Local married couple Eric Hageman and Jill Coyle adopted Ra'Shede and his brother, Xavier, when the boys were seven and six years old respectively.

Ra'Shede finally had stability. And he finally had an opportunity to play organized sports.

"To be able to play sports (and) use that as an outlet, that definitely helped me," Hageman said. "I was able to trust my struggle and just kept moving forward."

After graduating from Minnesota, Hageman is now projected to be a first- or second-round draft choice.

He came to the Gophers as a decorated tight end prospect but switched to defense as a redshirt freshman.

Hageman settled into his role on the defensive line and emerged as a disruptive force. The 6-6, 310-pounder finished his career with 91 tackles, 24 tackles for loss and 10 sacks and earned first-team All-Big Ten conference honors as a senior.

But Hageman acknowledges that he's still new to the defensive tackle position and his technique needs refinement.

"Obviously, there are a lot of great defensive tackles here (at the combine), and I feel like I'm definitely a few steps behind them," Hageman said. "This is my (fourth) year playing D-tackle, and I've obviously gotten to where I am now just by being athletic and being strong. But I feel like there are a lot of D-tackles here that have been playing this position for a long time, and I feel that I have to catch up. Once I get a better sense of educating myself on D-tackle and what to look for on the O-line, I'll be able to stop thinking and play."

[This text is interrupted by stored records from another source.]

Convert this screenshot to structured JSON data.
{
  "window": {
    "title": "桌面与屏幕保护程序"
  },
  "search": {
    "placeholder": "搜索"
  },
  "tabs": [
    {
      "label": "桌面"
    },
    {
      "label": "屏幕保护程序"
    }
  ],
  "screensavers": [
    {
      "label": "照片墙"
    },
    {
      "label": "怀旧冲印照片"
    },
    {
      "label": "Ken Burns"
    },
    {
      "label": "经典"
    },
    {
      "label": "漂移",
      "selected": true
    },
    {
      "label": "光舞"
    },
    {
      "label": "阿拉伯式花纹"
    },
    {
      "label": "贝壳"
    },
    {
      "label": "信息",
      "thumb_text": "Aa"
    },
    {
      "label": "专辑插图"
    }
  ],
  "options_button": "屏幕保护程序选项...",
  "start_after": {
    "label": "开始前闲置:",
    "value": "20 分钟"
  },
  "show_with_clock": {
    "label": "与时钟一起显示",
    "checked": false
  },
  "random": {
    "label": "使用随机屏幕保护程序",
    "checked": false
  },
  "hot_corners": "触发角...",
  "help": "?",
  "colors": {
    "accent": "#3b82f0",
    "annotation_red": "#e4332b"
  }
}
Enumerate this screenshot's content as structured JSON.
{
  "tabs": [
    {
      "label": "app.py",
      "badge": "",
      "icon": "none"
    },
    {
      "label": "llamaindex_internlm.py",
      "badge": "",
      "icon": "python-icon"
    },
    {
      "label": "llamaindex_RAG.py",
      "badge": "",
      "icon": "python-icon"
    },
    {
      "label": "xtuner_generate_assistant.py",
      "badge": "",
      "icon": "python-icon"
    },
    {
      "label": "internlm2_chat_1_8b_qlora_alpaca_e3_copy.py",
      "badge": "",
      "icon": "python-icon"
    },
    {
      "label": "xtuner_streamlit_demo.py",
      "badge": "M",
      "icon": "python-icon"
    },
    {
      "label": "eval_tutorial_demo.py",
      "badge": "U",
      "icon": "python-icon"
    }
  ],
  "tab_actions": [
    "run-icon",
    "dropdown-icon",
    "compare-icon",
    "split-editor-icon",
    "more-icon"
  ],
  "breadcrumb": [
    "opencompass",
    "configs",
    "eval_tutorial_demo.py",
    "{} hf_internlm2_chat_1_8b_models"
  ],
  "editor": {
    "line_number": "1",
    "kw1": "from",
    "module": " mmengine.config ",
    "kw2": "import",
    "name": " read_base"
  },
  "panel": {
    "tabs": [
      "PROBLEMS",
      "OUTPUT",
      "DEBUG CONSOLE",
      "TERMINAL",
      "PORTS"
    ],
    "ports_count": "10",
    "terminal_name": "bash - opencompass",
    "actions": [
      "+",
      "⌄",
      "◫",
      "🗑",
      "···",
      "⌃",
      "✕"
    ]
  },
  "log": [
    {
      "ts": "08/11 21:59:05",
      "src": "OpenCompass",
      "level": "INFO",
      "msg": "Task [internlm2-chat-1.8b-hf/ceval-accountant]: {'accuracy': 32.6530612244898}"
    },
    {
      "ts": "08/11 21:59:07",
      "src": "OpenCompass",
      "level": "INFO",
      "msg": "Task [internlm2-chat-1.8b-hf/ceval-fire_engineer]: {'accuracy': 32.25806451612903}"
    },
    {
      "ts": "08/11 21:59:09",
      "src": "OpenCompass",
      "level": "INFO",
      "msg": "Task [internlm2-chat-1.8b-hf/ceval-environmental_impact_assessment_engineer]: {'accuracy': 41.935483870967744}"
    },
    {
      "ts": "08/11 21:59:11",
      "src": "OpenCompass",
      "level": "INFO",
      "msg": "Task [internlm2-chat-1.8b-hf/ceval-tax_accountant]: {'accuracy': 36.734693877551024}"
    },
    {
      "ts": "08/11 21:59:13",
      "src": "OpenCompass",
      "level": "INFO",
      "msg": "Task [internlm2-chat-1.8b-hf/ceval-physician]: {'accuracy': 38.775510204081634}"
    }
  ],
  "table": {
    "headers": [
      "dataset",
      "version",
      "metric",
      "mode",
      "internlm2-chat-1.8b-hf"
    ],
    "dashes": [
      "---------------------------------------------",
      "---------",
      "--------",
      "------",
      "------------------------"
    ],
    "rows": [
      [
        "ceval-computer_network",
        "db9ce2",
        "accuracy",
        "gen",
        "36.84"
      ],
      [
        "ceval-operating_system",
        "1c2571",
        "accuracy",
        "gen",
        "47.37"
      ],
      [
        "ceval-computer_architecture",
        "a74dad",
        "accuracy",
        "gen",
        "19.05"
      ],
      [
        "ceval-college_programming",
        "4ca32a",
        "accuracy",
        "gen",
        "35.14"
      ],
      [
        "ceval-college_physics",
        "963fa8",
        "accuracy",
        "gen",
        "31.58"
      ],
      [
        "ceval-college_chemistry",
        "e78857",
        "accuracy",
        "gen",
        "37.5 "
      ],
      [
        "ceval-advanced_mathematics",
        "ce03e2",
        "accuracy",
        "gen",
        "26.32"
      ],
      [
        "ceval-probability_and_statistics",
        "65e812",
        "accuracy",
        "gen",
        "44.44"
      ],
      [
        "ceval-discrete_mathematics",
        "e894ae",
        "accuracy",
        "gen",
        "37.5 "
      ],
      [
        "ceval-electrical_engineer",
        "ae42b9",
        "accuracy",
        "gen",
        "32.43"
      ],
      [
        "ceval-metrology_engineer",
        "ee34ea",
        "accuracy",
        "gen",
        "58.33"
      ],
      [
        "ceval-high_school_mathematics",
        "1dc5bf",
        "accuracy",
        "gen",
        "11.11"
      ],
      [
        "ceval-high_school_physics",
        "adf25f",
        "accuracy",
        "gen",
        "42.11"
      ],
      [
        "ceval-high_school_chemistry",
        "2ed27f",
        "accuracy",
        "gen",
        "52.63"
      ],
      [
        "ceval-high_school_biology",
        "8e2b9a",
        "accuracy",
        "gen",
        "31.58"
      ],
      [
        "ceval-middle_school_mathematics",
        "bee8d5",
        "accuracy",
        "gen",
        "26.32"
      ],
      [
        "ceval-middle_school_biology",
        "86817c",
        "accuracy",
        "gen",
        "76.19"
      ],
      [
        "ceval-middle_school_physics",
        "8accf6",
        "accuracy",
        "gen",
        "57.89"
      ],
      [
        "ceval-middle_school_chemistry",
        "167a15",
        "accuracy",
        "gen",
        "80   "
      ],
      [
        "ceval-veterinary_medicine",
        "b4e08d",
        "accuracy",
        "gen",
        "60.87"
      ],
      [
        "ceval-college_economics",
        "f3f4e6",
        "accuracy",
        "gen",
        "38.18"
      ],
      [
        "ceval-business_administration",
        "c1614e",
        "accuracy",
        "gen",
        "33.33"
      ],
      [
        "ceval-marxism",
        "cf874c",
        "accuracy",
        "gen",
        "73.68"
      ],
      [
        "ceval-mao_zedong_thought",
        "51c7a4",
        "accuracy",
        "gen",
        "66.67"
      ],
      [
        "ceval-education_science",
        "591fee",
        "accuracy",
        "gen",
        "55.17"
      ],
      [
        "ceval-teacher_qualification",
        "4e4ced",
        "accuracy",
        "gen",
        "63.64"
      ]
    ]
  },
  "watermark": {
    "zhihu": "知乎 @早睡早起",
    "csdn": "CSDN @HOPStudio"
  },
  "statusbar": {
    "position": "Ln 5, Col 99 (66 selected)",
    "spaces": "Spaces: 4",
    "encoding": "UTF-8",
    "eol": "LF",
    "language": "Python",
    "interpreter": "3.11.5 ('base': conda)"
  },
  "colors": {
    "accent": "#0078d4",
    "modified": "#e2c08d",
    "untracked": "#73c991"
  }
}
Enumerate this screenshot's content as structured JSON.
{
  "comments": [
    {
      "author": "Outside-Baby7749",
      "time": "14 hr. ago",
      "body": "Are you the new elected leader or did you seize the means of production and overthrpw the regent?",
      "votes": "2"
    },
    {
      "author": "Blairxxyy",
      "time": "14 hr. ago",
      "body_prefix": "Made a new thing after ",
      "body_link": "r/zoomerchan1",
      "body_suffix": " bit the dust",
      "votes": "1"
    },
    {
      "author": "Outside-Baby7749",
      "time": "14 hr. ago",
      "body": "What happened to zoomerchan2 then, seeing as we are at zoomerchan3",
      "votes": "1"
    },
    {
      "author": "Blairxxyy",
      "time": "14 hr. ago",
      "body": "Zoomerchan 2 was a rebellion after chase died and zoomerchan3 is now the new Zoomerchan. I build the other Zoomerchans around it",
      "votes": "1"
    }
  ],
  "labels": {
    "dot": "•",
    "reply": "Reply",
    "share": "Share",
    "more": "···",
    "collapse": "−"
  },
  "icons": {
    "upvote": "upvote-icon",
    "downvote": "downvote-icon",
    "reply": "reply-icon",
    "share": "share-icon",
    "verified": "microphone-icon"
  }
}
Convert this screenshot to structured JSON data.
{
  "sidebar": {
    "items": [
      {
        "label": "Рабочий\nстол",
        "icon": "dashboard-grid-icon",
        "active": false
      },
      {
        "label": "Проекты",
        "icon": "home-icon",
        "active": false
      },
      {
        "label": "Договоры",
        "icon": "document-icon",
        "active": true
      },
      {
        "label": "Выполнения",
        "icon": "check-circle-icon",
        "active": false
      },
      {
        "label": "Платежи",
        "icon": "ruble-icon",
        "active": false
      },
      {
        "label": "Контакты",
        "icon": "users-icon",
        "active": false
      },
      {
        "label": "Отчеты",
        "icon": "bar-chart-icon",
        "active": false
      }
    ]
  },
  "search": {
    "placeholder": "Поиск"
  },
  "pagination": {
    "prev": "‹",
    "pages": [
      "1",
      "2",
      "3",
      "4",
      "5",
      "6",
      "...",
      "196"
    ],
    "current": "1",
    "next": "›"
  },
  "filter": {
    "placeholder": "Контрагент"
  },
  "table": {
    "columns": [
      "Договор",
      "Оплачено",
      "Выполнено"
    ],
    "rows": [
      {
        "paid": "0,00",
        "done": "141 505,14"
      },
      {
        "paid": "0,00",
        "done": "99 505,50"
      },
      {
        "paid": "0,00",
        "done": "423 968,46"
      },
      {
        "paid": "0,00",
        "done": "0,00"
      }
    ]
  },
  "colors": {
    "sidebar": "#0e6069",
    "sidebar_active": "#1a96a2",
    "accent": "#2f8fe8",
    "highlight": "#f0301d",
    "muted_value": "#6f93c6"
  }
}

With that said, Hageman considers himself an underdog – a role he knows all too well.  

"I feel like I'm an underdog. I feel like a lot of people don't think I have the mechanics to play defensive tackle," Hageman said.

He's driven to prove that he can for whichever NFL city he's lucky enough to call home.

"I mean, 12 years ago," Hageman said, "I definitely wouldn't have seen this coming."